Coup de foudre dans la cité Johannique : la mairie d’Orléans et le Frac Centre décident de collaborer. « C’est la première fois en France, explique Abdelkader Damani, directeur du Frac centre, qu’un Frac s’associe à une collectivité locale pour ce que j’appelle la “fabrique du réel”. » Concrètement, le centre dédié à l’architecture contemporaine est désormais associé à l’élaboration des grands projets d’urbanisme de la municipalité ». Le FRAC va participer au choix du « MOBE (musée d’Orléans pour la biodiversité et l’environnement), CO’Met (la grande salle au parc des expositions), la Vinaigrerie Dessaux, la future piscine ou encore la cité musicale sur le site Porte-Madeleine. » « Petit à petit, le but est de construire une identité architecturale contemporaine à la ville, de positionner notre métropole comme une métropole d’innovation architecturale », précise Abdelkader Damani.« Mais la coopération ne s’arrête pas là.

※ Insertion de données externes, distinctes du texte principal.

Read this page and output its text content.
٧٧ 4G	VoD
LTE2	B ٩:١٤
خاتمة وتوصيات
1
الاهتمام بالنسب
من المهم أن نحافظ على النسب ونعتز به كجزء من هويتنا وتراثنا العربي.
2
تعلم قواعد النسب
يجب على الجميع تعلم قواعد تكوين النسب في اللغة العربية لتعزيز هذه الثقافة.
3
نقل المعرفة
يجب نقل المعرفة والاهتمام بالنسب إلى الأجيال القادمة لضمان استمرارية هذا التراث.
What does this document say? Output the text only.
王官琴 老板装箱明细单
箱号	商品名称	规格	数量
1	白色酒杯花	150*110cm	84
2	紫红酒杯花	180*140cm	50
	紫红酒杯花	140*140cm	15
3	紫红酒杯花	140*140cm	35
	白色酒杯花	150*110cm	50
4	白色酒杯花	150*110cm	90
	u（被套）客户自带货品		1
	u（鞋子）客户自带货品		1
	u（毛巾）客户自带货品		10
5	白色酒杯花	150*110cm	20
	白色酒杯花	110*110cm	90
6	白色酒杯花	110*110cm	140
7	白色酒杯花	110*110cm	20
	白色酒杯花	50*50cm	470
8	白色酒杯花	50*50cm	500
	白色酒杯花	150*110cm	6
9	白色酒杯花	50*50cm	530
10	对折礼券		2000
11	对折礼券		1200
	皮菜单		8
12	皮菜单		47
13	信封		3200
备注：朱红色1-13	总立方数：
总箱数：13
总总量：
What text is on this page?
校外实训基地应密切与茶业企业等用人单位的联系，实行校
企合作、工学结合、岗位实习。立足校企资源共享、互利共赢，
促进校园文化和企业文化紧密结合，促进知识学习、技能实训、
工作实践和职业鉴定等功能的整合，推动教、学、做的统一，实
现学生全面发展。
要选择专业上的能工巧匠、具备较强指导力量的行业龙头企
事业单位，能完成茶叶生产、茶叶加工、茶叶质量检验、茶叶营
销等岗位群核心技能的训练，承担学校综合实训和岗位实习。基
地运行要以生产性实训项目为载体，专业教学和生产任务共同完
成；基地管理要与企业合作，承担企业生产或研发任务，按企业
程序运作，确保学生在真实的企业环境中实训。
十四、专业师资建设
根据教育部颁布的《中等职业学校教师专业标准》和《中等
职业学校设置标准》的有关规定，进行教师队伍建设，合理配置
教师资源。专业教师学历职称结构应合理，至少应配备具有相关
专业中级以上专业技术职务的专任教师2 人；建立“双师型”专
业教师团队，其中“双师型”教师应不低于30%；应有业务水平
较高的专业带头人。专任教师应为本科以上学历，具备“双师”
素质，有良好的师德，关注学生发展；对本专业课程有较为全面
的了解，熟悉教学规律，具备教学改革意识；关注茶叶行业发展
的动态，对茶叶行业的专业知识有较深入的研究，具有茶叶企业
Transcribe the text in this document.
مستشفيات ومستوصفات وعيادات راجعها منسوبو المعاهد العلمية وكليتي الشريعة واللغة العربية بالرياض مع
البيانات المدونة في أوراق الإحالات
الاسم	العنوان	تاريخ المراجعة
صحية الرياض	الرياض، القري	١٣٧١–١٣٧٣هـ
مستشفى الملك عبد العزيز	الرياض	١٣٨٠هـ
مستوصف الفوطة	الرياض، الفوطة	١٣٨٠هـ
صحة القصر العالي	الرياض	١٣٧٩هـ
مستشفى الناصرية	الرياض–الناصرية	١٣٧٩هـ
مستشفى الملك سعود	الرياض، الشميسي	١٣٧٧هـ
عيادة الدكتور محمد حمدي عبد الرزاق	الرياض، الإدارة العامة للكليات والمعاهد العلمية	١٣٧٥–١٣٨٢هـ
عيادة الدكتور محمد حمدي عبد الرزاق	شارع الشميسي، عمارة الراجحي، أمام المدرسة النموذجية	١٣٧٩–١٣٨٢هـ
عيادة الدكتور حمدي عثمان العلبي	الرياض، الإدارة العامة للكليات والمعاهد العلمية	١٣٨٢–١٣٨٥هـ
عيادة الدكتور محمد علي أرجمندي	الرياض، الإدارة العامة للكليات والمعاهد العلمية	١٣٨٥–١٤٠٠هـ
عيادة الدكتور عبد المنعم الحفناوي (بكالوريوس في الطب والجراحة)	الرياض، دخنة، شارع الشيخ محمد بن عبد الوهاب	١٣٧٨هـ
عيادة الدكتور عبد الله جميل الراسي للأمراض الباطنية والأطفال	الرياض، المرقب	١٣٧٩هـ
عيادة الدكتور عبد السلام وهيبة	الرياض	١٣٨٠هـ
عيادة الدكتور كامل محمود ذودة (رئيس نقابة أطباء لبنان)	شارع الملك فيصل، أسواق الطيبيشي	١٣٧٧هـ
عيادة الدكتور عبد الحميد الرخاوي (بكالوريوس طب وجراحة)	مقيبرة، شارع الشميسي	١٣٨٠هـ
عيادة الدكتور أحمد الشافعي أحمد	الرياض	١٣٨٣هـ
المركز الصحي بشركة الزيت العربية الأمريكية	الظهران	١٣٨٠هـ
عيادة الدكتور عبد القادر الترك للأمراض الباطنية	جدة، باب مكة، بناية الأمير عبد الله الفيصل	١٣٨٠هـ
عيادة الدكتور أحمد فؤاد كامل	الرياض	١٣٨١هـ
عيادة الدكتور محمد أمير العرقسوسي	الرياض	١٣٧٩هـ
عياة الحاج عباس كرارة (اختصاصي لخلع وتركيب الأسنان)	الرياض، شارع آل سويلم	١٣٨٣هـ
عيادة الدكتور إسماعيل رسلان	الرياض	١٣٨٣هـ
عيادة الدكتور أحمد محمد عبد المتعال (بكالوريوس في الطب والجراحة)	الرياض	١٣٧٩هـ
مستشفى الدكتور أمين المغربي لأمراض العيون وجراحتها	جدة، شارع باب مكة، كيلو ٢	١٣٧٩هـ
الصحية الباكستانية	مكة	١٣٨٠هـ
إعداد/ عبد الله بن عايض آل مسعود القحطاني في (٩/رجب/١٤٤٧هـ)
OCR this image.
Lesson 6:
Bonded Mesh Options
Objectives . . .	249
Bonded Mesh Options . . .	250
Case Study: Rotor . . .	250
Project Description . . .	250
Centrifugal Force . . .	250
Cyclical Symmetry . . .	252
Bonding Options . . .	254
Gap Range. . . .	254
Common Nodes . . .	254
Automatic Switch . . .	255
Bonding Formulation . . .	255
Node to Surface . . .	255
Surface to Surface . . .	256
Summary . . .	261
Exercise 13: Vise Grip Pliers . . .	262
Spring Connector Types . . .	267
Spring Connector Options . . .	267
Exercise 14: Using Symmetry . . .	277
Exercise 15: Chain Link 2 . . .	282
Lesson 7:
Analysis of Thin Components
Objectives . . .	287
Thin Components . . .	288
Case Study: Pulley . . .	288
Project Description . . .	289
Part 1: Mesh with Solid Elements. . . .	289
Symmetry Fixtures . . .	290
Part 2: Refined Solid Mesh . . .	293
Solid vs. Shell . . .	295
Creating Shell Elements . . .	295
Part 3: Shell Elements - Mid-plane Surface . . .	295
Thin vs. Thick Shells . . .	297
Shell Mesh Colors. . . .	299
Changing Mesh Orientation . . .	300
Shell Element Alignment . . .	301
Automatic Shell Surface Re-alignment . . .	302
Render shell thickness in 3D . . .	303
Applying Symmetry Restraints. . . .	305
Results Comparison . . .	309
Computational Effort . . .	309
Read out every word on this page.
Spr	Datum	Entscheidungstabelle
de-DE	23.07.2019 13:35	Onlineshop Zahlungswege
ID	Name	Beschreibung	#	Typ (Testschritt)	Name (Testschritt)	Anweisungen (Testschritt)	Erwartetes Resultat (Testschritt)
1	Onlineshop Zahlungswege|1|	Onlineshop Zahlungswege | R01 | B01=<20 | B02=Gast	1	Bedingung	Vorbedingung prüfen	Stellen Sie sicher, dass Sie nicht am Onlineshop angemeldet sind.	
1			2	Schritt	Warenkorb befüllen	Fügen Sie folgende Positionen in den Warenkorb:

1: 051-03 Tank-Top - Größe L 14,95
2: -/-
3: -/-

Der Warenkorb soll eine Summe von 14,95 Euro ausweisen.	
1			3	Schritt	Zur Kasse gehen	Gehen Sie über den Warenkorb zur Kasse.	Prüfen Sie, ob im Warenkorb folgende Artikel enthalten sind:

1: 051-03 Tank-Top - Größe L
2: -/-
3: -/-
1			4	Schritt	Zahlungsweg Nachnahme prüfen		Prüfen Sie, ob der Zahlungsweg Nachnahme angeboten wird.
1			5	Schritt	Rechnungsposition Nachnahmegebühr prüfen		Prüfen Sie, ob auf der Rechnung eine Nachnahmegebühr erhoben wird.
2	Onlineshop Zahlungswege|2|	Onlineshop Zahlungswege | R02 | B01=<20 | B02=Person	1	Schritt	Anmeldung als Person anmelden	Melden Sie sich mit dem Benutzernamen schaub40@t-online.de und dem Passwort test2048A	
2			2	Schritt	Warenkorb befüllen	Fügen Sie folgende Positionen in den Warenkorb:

Elle se fait aussi dans le domaine culturel. Les Turbulences participent désormais aux actions “hors les murs” de la municipalité. Surtout, la ville s’associe à la Biennale d’architecture lancée cette année par le Frac (lire par ailleurs), qu’elle financera à hauteur de 100.000 € par édition. “Pendant six mois, Orléans sera la capitale de l’architecture française voire mondiale !”, se félicite Nathalie Kerrien, adjointe à la culture ». Voire la capitale de l’architecture pour tout l’univers, vu le vaisseau rebelle qui fait office du siège du Frac Centre.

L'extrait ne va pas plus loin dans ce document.